Silvia Domínguez mejora sus números y se convierte en el nuevo líder de este Perfumerías Avenida
Isabel de la Calle

La base que llegó a Perfumerías Avenida en 2006 procedente de Estudiantes era una jugona en torno a la que surgían muchas dudas sobre su capacidad para liderar un proyecto grande. Su físico –no llega al 1,65 de altura–, echaba para atrás a los más puristas, que están acostumbrados actualmente a bases de 1,80, de ésas que Jordi Fernández mete en la categoría de diésel. Silvia, en cambio, era pura potencia.

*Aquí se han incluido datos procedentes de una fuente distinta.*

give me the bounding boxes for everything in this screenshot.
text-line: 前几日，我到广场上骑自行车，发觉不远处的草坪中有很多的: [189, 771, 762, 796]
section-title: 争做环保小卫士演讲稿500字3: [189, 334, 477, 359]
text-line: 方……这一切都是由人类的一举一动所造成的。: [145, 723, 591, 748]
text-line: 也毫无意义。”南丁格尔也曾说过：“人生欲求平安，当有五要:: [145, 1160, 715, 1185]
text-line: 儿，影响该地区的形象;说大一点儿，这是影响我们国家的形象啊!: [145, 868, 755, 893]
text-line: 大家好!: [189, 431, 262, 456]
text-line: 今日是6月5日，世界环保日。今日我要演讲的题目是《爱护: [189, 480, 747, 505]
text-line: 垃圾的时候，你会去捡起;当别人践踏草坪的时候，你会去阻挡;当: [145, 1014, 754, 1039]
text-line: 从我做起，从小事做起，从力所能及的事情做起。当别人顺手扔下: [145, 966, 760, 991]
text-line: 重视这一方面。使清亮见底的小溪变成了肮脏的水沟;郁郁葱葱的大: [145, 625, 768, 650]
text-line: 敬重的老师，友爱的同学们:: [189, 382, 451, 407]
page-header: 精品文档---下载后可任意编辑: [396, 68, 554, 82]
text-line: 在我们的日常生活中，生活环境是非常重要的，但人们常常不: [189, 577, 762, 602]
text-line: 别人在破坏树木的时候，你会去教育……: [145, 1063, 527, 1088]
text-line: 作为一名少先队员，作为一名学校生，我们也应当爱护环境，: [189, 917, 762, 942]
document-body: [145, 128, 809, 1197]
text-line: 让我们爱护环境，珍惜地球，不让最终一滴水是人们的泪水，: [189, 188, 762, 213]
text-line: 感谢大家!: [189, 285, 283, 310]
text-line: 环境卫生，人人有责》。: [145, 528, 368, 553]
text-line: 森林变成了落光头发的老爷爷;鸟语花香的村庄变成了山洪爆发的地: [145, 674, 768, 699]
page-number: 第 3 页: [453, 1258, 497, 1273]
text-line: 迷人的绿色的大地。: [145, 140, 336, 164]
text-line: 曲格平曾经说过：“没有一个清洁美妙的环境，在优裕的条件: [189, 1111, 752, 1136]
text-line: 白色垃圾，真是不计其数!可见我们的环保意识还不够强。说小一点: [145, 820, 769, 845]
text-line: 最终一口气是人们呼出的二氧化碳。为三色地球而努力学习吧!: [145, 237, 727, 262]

Con el tiempo, la jugadora ha crecido, aunque no en centímetros. Su visión de juego se ha acentuado, al tiempo que sus piernas se han fortalecido y la han hecho aguantar cuarenta minutos y no en Liga, sino al ritmo que se juega en Euroliga, que nada tiene que ver. Pero para crecer como Silvia no sólo hay que trabajar el físico, ya que su cualidad más importante es la cabeza. La humildad de la que hace gala fuera y dentro de la pista la han ayudado a no confiarse, a trabajar sin descanso sobre sus defectos, a trabajar sola un verano con un entrenador para mejorar el tiro, a recoger un premio internacional y esforzarse aún más dejándolo rápido a un lado. Sus compañeras la llaman Peque, pero Silvia es grande, muy grande.